- Written by: John Forte
- Directed by: Robert Quinn
- Starring: Eoin Macken; Amy De Bhrún;
- Countries of origin: United Kingdom Ireland
- Original language: English
- No. of series: 1
- No. of episodes: 6

Production
- Executive producers: Steve November Mary Callery
- Production companies: ShinAwil; Further South Productions;

Original release
- Network: MGM+
- Release: 2 September 2024

= Borderline (2024 TV series) =

British/Irish television series

Borderline is an Irish and Northern Irish police procedural television series set on the border between Ireland and Northern Ireland, where crimes affect both sides of the border. The cast is led by Eoin Macken and Amy De Bhrún and also includes Lochlann O'Mearain and Hugh O'Conor as well as Charlotte Bradley, Sophie Vavasseur, Craig McGinlay, and Jack Hickey. It was broadcast in September 2024.

==Premise==
Members of Northern Ireland's Police Service and the Republic of Ireland's Garda Síochána, including Detective Chief Inspector Philip Boyd of Northern Ireland and his Republic of Ireland counterpart, Detective Inspector Aoife Regan, must put their differences aside and collaborate to solve a crime that appears to straddle the border between the two territories.

==Cast==
- Eoin Macken as DCI Philip Boyd
- Amy De Bhrún as DI Aoife Regan
- Lochlann O'Mearain as Jack Mullen
- Hugh O'Conor as CS James Casey
- Charlotte Bradley as CS Flynn
- Sophie Vavasseur as Aisling
- Craig McGinlay as Rev Adam
- Charlie Maher as Joe Dooley
- Ciaran McMahon as Captain
- Amy Molloy as Lottie Mullen
- Paul Reid as DC Maguire
- Siobhan O'Kelly as Roise Boyd
- Barry John Kinsella as Ian Walsh
- Sarah Carroll as Roisin
- Jack Hickey as Sean
- Adam Walker-Kavanagh as Garda Brady

==Production==
The series is written by John Forte whilst Robert Quinn directs and Steve November and Mary Callery are executive producers.

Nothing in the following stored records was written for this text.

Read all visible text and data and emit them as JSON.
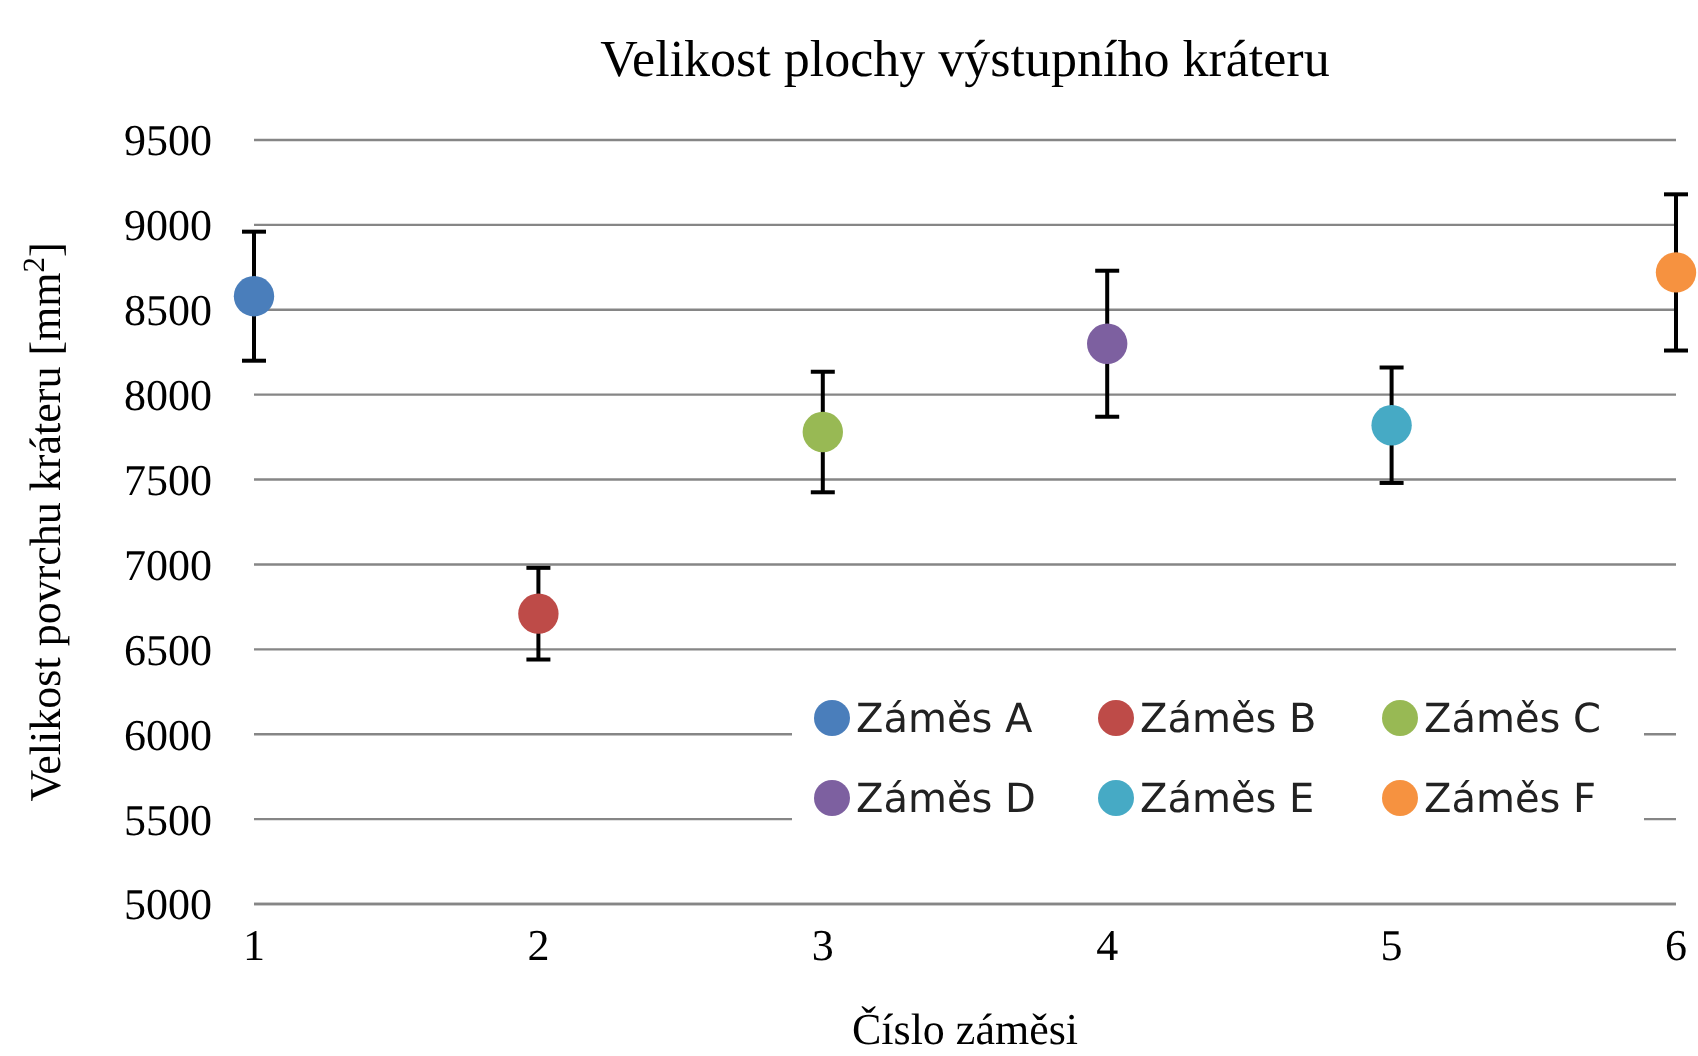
{
  "chart_data": {
    "type": "scatter",
    "title": "Velikost plochy výstupního kráteru",
    "xlabel": "Číslo záměsi",
    "ylabel": "Velikost povrchu kráteru [mm$^{2}$]",
    "xlim": [
      1,
      6
    ],
    "xticks": [
      1,
      2,
      3,
      4,
      5,
      6
    ],
    "ylim": [
      5000,
      9500
    ],
    "yticks": [
      5000,
      5500,
      6000,
      6500,
      7000,
      7500,
      8000,
      8500,
      9000,
      9500
    ],
    "grid": "y",
    "legend": "bottom right",
    "marker": "circle",
    "series": [
      {
        "name": "Záměs A",
        "color": "#4a7ebb",
        "x": [
          1
        ],
        "values": [
          8580
        ],
        "errors": [
          380
        ]
      },
      {
        "name": "Záměs B",
        "color": "#be4b48",
        "x": [
          2
        ],
        "values": [
          6710
        ],
        "errors": [
          270
        ]
      },
      {
        "name": "Záměs C",
        "color": "#98b954",
        "x": [
          3
        ],
        "values": [
          7780
        ],
        "errors": [
          355
        ]
      },
      {
        "name": "Záměs D",
        "color": "#7d60a0",
        "x": [
          4
        ],
        "values": [
          8300
        ],
        "errors": [
          430
        ]
      },
      {
        "name": "Záměs E",
        "color": "#46aac5",
        "x": [
          5
        ],
        "values": [
          7820
        ],
        "errors": [
          340
        ]
      },
      {
        "name": "Záměs F",
        "color": "#f69240",
        "x": [
          6
        ],
        "values": [
          8720
        ],
        "errors": [
          460
        ]
      }
    ]
  }
}
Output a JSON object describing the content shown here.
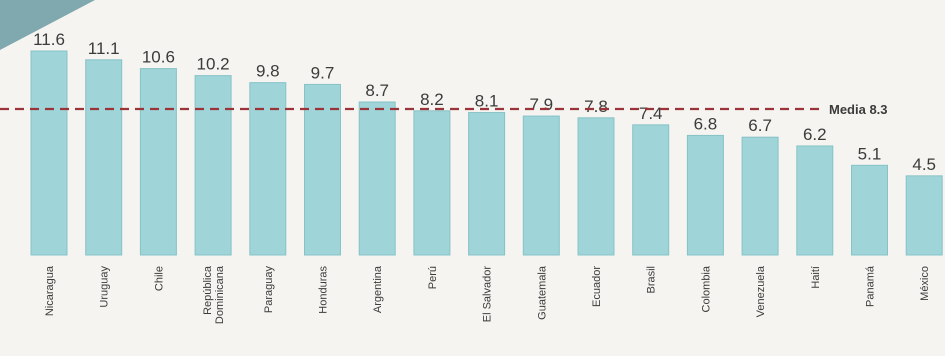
{
  "chart_data": {
    "type": "bar",
    "categories": [
      "Nicaragua",
      "Uruguay",
      "Chile",
      "República Dominicana",
      "Paraguay",
      "Honduras",
      "Argentina",
      "Perú",
      "El Salvador",
      "Guatemala",
      "Ecuador",
      "Brasil",
      "Colombia",
      "Venezuela",
      "Haití",
      "Panamá",
      "México"
    ],
    "category_lines": [
      [
        "Nicaragua"
      ],
      [
        "Uruguay"
      ],
      [
        "Chile"
      ],
      [
        "República",
        "Dominicana"
      ],
      [
        "Paraguay"
      ],
      [
        "Honduras"
      ],
      [
        "Argentina"
      ],
      [
        "Perú"
      ],
      [
        "El Salvador"
      ],
      [
        "Guatemala"
      ],
      [
        "Ecuador"
      ],
      [
        "Brasil"
      ],
      [
        "Colombia"
      ],
      [
        "Venezuela"
      ],
      [
        "Haití"
      ],
      [
        "Panamá"
      ],
      [
        "México"
      ]
    ],
    "values": [
      11.6,
      11.1,
      10.6,
      10.2,
      9.8,
      9.7,
      8.7,
      8.2,
      8.1,
      7.9,
      7.8,
      7.4,
      6.8,
      6.7,
      6.2,
      5.1,
      4.5
    ],
    "value_labels": [
      "11.6",
      "11.1",
      "10.6",
      "10.2",
      "9.8",
      "9.7",
      "8.7",
      "8.2",
      "8.1",
      "7.9",
      "7.8",
      "7.4",
      "6.8",
      "6.7",
      "6.2",
      "5.1",
      "4.5"
    ],
    "reference_line": {
      "label": "Media 8.3",
      "value": 8.3,
      "style": "dashed"
    },
    "colors": {
      "bar": "#9fd4d8",
      "bar_edge": "#86c3c7",
      "mean_line": "#9a3438",
      "corner_flag": "#7fa9ae",
      "background": "#f6f4f1",
      "text": "#3b3b3b"
    },
    "ylim": [
      0,
      11.6
    ],
    "title": "",
    "xlabel": "",
    "ylabel": ""
  }
}
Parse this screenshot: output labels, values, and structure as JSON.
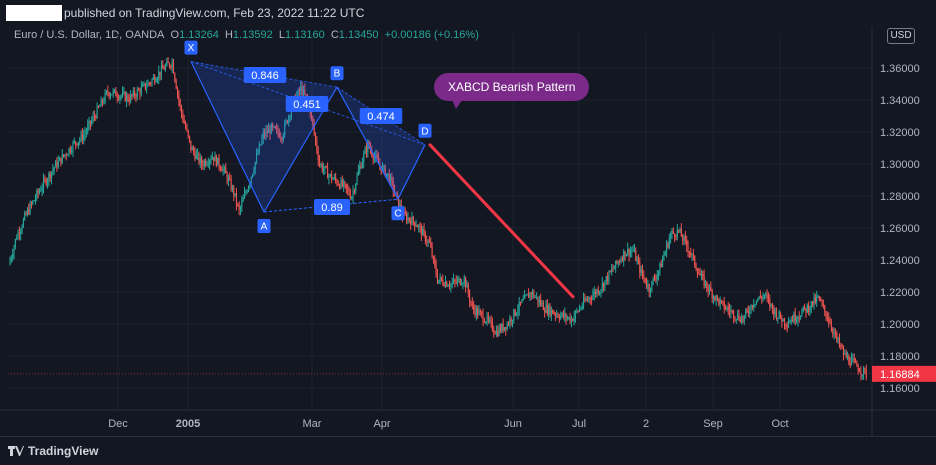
{
  "header": {
    "published_text": "published on TradingView.com, Feb 23, 2022 11:22 UTC"
  },
  "legend": {
    "symbol": "Euro / U.S. Dollar, 1D, OANDA",
    "o_label": "O",
    "o_value": "1.13264",
    "h_label": "H",
    "h_value": "1.13592",
    "l_label": "L",
    "l_value": "1.13160",
    "c_label": "C",
    "c_value": "1.13450",
    "change": "+0.00186 (+0.16%)"
  },
  "currency_button": "USD",
  "annotation": {
    "text": "XABCD Bearish Pattern"
  },
  "footer": {
    "brand": "TradingView"
  },
  "colors": {
    "background": "#131722",
    "up": "#26a69a",
    "down": "#ef5350",
    "pattern_blue": "#2962ff",
    "trend_red": "#f23645",
    "annotation": "#7b2a8a",
    "price_tag": "#f23645"
  },
  "chart_data": {
    "type": "candlestick",
    "y_ticks": [
      "1.36000",
      "1.34000",
      "1.32000",
      "1.30000",
      "1.28000",
      "1.26000",
      "1.24000",
      "1.22000",
      "1.20000",
      "1.18000",
      "1.16000"
    ],
    "x_labels": [
      "Dec",
      "2005",
      "Mar",
      "Apr",
      "Jun",
      "Jul",
      "2",
      "Sep",
      "Oct"
    ],
    "current_price": "1.16884",
    "ylim": [
      1.155,
      1.372
    ],
    "xabcd": {
      "points": [
        {
          "label": "X",
          "price": 1.364
        },
        {
          "label": "A",
          "price": 1.27
        },
        {
          "label": "B",
          "price": 1.348
        },
        {
          "label": "C",
          "price": 1.278
        },
        {
          "label": "D",
          "price": 1.312
        }
      ],
      "ratios": [
        {
          "label": "0.846"
        },
        {
          "label": "0.451"
        },
        {
          "label": "0.474"
        },
        {
          "label": "0.89"
        }
      ]
    },
    "trendline": {
      "from_price": 1.312,
      "to_price": 1.217
    },
    "anchors": [
      [
        0,
        1.237
      ],
      [
        6,
        1.255
      ],
      [
        14,
        1.27
      ],
      [
        24,
        1.285
      ],
      [
        34,
        1.298
      ],
      [
        48,
        1.312
      ],
      [
        56,
        1.318
      ],
      [
        64,
        1.33
      ],
      [
        74,
        1.345
      ],
      [
        80,
        1.344
      ],
      [
        90,
        1.341
      ],
      [
        104,
        1.35
      ],
      [
        116,
        1.36
      ],
      [
        122,
        1.364
      ],
      [
        128,
        1.335
      ],
      [
        136,
        1.31
      ],
      [
        144,
        1.3
      ],
      [
        152,
        1.305
      ],
      [
        160,
        1.297
      ],
      [
        168,
        1.282
      ],
      [
        172,
        1.27
      ],
      [
        180,
        1.29
      ],
      [
        190,
        1.318
      ],
      [
        196,
        1.322
      ],
      [
        204,
        1.318
      ],
      [
        212,
        1.338
      ],
      [
        218,
        1.347
      ],
      [
        224,
        1.338
      ],
      [
        232,
        1.3
      ],
      [
        240,
        1.292
      ],
      [
        250,
        1.286
      ],
      [
        256,
        1.28
      ],
      [
        262,
        1.298
      ],
      [
        268,
        1.312
      ],
      [
        276,
        1.3
      ],
      [
        284,
        1.292
      ],
      [
        294,
        1.268
      ],
      [
        304,
        1.263
      ],
      [
        314,
        1.25
      ],
      [
        320,
        1.228
      ],
      [
        330,
        1.225
      ],
      [
        340,
        1.228
      ],
      [
        346,
        1.21
      ],
      [
        356,
        1.203
      ],
      [
        364,
        1.195
      ],
      [
        372,
        1.2
      ],
      [
        380,
        1.21
      ],
      [
        390,
        1.22
      ],
      [
        400,
        1.21
      ],
      [
        410,
        1.206
      ],
      [
        420,
        1.203
      ],
      [
        430,
        1.214
      ],
      [
        442,
        1.223
      ],
      [
        450,
        1.233
      ],
      [
        460,
        1.245
      ],
      [
        466,
        1.246
      ],
      [
        472,
        1.232
      ],
      [
        478,
        1.222
      ],
      [
        486,
        1.235
      ],
      [
        494,
        1.256
      ],
      [
        500,
        1.258
      ],
      [
        508,
        1.246
      ],
      [
        516,
        1.23
      ],
      [
        524,
        1.22
      ],
      [
        532,
        1.212
      ],
      [
        540,
        1.207
      ],
      [
        548,
        1.203
      ],
      [
        556,
        1.214
      ],
      [
        564,
        1.218
      ],
      [
        572,
        1.207
      ],
      [
        580,
        1.201
      ],
      [
        588,
        1.205
      ],
      [
        596,
        1.21
      ],
      [
        604,
        1.216
      ],
      [
        612,
        1.203
      ],
      [
        618,
        1.19
      ],
      [
        624,
        1.18
      ],
      [
        632,
        1.174
      ],
      [
        638,
        1.17
      ],
      [
        640,
        1.169
      ]
    ]
  }
}
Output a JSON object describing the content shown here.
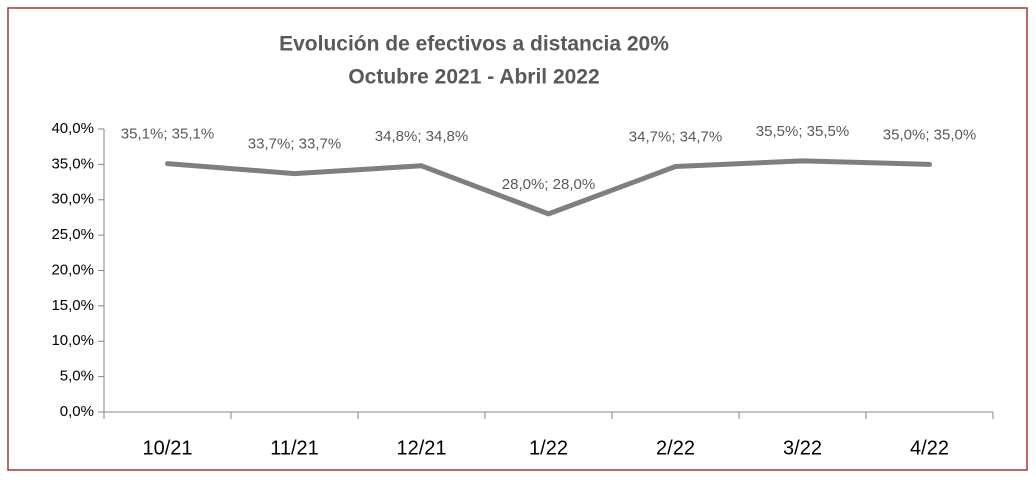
{
  "chart_data": {
    "type": "line",
    "title": "Evolución de efectivos a distancia 20%",
    "subtitle": "Octubre 2021 - Abril 2022",
    "categories": [
      "10/21",
      "11/21",
      "12/21",
      "1/22",
      "2/22",
      "3/22",
      "4/22"
    ],
    "series": [
      {
        "name": null,
        "color": "#7f7f7f",
        "values": [
          35.1,
          33.7,
          34.8,
          28.0,
          34.7,
          35.5,
          35.0
        ],
        "value_labels": [
          "35,1%; 35,1%",
          "33,7%; 33,7%",
          "34,8%; 34,8%",
          "28,0%; 28,0%",
          "34,7%; 34,7%",
          "35,5%; 35,5%",
          "35,0%; 35,0%"
        ]
      }
    ],
    "ylim": [
      0,
      40
    ],
    "yticks": [
      {
        "value": 0,
        "label": "0,0%"
      },
      {
        "value": 5,
        "label": "5,0%"
      },
      {
        "value": 10,
        "label": "10,0%"
      },
      {
        "value": 15,
        "label": "15,0%"
      },
      {
        "value": 20,
        "label": "20,0%"
      },
      {
        "value": 25,
        "label": "25,0%"
      },
      {
        "value": 30,
        "label": "30,0%"
      },
      {
        "value": 35,
        "label": "35,0%"
      },
      {
        "value": 40,
        "label": "40,0%"
      }
    ]
  }
}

It is produced by Irish production company ShinAwil and UK-based firm Further South Productions. Funding comes from German channel ZDF. Backing also comes from Screen Ireland and distribution is by Lionsgate. The cast is led by Eoin Macken and Amy De Bhrún. The cast also includes Lochlann O'Mearain and Hugh O'Connor as well as Charlotte Bradley, Sophie Vavasseur, Craig McGinlay, and Jack Hickey.

Filming took place in County Louth in the Republic of Ireland, with filming locations including Dundalk, in 2023.

==Broadcast==
The series premiered in the United States on Roku on 1 September 2024. It premiered in the United Kingdom on MGM+ from 2 September 2024 and was later broadcast on ITV1 from 3 October 2025.